Entre os admiradores da encenação estão os próprios artistas participantes, que trabalharam na sua montagem em palco durante seis semanas — um período invulgarmente longo que permitiu tirar partido das potencialidades cénicas tanto do coro como dos solistas. A cantora a quem coube desempenhar o papel principal de Alceste, Ana Quintans, está a adorar a experiência. “Inicialmente hesitei muito em aceitar o papel, tinha alguns preconceitos, baseados na audição de gravações antigas ou mesmo em opiniões de colegas. É um papel brutalmente exigente e cansativo, com sete árias, um dueto, um terceto e números de conjunto. Nunca tinha feito um papel tão grande, mas o Graham Vick acabou por me convencer e estou muito, muito feliz por ter aceitado”, diz.
“É um luxo trabalhar com esta equipa, dou-me lindamente com o Leonardo [o tenor Leonardo Cortellazzi, no papel de Admeto]. É tudo muito difícil, mas o maestro é muito experiente e consegue lidar com as dificuldades, com as constantes mudanças de andamento, e em sintonia com o encenador.” Graeme Jenkins, como director musical, confia em Graham Vick "porque se preparou para ser maestro. Sabe o que quer ouvir musicalmente e é muito exigente. Embora trabalhe muito sobre o texto, já o trabalha com intenção musical.”
“Eu já sabia que era um trabalho minucioso a partir do texto, e é assim que gosto de trabalhar. É preciso desbravar [o terreno], mesmo que se dêem muitas voltas para se chegar à verdade das emoções”, prossegue a cantora. Ainda assim há muitos problemas a vencer: “O canto obriga a uma disciplina, um rigor, que é difícil conciliar com a procura da intensidade [emocional].” Nos ensaios, enquanto se procura essa verdade, “é preciso criar alguma distância”. Há as incógnitas do posicionamento acústico, ou da contorção corporal: “Vamos experimentando.” E também é muito árduo cantar um tom acima do diapasão francês usado no tempo de Gluck: “Torna-se difícil gerir a tensão, dificulta a dicção, torna tudo mais complicado.” No entanto, Ana Quintans está muito satisfeita com este papel: “Não é todos os dias que se tem uma oportunidade como esta, que também me ajuda a perceber até onde posso ir vocalmente. Sinto agora que posso fazer mais repertório clássico, para além do barroco que faço habitualmente.”
Berlioz, grande admirador de Alceste, opinou em 1861 que “nas obras de Gluck requer-se, para além de absoluta fidelidade – no canto, no ritmo, nas inflexões, em tudo –, um estilo no fraseado, prestar atenção às subtilezas e à clareza da dicção. Sem estes requisitos, a divina flor da expressão que torna estas obras tão comoventes perde a sua cor e perfume (...) Na sua época, os coros não representavam (...). Foi Gluck quem tentou insuflar-lhes vida, mostrando-lhes que gestos e movimentos deveriam fazer”.
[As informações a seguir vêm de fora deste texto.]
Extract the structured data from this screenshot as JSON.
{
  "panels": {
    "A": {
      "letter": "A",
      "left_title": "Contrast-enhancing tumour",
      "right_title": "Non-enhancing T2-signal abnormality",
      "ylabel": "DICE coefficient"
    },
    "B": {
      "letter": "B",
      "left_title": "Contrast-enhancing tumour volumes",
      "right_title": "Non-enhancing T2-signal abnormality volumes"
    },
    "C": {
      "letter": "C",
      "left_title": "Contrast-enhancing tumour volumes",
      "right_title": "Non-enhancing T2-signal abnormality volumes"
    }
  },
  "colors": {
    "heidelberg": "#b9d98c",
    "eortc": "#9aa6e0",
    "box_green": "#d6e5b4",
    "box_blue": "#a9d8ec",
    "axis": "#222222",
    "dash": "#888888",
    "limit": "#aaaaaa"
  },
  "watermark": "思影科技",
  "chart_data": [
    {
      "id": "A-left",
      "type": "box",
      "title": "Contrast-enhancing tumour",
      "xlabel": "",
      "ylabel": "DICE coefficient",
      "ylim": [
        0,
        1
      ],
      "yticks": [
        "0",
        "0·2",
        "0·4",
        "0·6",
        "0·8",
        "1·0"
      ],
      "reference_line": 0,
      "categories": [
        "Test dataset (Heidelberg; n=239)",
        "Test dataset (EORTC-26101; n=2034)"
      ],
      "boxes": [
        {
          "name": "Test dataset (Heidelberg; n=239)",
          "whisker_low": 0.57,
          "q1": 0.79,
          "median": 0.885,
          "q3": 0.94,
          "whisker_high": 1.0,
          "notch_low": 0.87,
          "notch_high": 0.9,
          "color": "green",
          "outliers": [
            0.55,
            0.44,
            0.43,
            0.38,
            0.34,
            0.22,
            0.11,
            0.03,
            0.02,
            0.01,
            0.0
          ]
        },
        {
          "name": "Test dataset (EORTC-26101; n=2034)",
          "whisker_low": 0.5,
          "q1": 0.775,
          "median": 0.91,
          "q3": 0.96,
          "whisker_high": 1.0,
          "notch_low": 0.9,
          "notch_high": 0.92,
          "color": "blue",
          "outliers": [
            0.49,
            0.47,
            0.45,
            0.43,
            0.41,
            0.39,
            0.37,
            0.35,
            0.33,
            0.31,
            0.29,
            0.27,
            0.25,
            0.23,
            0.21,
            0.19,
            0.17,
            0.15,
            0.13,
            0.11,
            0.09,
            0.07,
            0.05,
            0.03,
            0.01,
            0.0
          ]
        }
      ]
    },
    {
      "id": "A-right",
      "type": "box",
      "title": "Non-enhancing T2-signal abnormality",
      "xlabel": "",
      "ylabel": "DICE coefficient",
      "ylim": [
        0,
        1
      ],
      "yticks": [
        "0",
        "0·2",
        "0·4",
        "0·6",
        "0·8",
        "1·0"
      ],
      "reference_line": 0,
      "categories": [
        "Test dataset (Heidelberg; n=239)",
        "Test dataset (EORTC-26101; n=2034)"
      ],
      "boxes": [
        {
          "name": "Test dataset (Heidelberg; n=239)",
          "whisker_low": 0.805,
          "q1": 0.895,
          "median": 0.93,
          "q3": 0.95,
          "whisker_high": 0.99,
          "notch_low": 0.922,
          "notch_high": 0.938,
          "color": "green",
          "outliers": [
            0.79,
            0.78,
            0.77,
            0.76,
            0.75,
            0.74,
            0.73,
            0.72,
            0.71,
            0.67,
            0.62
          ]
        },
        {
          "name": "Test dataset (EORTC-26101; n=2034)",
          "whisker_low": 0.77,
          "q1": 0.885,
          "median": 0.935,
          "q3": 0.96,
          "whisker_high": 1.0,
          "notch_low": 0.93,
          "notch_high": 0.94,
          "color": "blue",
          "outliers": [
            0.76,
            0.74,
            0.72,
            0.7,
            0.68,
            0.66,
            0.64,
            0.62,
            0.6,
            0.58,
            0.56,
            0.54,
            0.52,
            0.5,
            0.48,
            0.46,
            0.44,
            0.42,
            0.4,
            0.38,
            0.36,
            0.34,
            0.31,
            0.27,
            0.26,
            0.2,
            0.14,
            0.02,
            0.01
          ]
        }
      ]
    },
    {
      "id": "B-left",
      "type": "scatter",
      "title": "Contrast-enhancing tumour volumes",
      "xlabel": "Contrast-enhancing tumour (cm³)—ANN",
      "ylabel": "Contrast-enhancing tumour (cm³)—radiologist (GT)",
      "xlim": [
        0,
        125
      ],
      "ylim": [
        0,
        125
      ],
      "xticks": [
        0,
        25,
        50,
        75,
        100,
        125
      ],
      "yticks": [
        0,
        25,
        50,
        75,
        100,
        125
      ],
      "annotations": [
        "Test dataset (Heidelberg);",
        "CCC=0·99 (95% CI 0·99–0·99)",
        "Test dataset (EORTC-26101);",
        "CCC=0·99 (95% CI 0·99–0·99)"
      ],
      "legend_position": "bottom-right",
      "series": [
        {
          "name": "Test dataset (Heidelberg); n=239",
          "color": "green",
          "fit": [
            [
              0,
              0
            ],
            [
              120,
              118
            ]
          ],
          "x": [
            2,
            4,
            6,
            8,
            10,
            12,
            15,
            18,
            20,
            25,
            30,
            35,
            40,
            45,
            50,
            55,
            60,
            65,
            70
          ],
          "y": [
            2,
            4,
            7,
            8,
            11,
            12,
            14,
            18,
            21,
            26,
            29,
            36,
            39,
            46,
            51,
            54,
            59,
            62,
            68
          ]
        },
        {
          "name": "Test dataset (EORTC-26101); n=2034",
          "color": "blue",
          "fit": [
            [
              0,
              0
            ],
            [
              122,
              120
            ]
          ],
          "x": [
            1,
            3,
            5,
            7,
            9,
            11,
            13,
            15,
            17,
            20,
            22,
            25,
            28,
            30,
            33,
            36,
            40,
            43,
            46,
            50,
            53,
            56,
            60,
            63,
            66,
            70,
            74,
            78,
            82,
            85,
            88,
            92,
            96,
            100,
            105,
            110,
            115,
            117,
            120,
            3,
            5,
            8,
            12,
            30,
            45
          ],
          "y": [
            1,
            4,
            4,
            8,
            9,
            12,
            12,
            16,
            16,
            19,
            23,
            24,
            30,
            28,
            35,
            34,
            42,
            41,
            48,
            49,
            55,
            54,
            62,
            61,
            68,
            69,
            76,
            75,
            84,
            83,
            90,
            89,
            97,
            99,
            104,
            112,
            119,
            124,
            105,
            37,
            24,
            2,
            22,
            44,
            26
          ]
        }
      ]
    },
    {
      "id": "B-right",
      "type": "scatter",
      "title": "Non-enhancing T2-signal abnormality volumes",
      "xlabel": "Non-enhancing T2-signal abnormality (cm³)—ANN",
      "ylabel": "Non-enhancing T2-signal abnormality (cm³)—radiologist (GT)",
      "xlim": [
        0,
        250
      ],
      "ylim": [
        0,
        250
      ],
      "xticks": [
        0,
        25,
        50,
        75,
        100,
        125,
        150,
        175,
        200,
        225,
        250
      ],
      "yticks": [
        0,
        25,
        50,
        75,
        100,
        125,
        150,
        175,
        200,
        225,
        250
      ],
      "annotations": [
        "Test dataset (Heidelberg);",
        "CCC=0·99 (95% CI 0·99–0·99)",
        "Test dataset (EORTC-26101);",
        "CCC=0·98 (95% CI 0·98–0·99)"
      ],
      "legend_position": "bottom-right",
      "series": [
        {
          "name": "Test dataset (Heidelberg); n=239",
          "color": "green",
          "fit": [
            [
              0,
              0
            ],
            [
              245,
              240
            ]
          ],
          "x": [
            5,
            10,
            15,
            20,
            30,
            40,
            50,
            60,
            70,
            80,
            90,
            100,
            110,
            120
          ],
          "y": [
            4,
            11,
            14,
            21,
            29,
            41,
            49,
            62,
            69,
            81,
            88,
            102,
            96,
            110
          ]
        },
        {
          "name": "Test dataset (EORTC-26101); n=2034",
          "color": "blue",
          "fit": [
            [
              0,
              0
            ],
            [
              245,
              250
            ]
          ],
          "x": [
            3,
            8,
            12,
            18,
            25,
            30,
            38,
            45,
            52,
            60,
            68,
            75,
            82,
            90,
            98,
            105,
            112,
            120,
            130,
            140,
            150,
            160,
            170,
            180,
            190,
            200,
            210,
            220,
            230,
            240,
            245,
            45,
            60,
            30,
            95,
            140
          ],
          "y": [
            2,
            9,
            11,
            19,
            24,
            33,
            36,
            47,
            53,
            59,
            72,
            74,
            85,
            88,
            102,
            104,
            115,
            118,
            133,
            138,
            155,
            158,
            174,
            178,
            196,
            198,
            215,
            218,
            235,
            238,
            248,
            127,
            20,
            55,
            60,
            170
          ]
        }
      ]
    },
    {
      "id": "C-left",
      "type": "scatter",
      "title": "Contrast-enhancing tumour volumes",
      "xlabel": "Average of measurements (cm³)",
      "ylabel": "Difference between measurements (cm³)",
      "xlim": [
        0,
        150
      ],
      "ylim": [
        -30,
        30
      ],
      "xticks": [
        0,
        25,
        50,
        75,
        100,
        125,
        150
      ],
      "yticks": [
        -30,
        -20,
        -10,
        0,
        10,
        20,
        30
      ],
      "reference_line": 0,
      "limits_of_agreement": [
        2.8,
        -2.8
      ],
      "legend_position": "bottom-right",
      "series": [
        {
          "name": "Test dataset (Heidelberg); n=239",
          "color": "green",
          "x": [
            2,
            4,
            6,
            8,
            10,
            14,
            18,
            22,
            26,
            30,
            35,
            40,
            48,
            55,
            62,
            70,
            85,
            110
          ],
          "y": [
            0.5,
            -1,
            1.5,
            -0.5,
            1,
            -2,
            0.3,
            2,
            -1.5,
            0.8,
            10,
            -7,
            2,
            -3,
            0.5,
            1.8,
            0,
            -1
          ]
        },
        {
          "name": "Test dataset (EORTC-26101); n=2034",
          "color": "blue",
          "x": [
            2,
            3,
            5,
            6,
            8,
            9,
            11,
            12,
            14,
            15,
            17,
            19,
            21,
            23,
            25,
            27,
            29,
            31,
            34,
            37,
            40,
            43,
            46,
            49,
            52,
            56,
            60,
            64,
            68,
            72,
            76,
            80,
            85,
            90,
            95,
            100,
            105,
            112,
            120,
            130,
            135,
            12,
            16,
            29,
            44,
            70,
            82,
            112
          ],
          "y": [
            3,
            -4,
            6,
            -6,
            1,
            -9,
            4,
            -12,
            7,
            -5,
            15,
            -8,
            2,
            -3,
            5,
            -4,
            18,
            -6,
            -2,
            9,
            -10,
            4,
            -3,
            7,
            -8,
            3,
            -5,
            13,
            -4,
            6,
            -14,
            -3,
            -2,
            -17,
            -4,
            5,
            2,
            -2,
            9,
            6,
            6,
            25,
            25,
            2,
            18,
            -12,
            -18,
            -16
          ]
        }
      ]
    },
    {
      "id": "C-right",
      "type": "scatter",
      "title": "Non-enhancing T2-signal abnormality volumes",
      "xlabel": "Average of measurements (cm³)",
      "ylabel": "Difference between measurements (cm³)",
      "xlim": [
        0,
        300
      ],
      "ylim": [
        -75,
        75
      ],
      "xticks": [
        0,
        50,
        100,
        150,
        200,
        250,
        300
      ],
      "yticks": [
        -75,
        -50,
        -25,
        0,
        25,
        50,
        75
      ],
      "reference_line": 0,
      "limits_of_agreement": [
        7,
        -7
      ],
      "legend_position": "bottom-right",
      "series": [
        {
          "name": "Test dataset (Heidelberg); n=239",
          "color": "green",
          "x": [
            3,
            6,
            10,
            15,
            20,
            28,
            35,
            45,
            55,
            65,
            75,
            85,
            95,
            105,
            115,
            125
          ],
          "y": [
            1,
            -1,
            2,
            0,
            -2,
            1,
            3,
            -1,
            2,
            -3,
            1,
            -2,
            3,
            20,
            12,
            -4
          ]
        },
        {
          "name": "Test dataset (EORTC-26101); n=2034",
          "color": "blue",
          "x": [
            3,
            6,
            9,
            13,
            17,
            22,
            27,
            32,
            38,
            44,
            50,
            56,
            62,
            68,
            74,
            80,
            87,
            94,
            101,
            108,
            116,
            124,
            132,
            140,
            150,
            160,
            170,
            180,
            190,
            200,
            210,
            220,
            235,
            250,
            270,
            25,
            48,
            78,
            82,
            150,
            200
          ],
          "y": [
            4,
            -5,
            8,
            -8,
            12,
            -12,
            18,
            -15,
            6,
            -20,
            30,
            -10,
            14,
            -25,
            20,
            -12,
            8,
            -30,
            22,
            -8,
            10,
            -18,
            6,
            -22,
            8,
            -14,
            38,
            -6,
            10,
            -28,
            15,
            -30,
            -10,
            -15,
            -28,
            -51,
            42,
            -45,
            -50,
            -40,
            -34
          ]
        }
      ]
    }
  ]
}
A presente produção, a avaliar pelo ensaio geral a que assistimos, tem tudo isso — rigor, estilo a condizer, boa dicção; emoção, muito movimento coral, dança, encenação musicalmente consciente. São três horas de plácido reencontro com um enorme leque de sentimentos. Parafraseando o padre Arnauld, citado por Berlioz, pode dizer-se que este Alceste caiu na terra em São Carlos, sim — mas vindo do céu.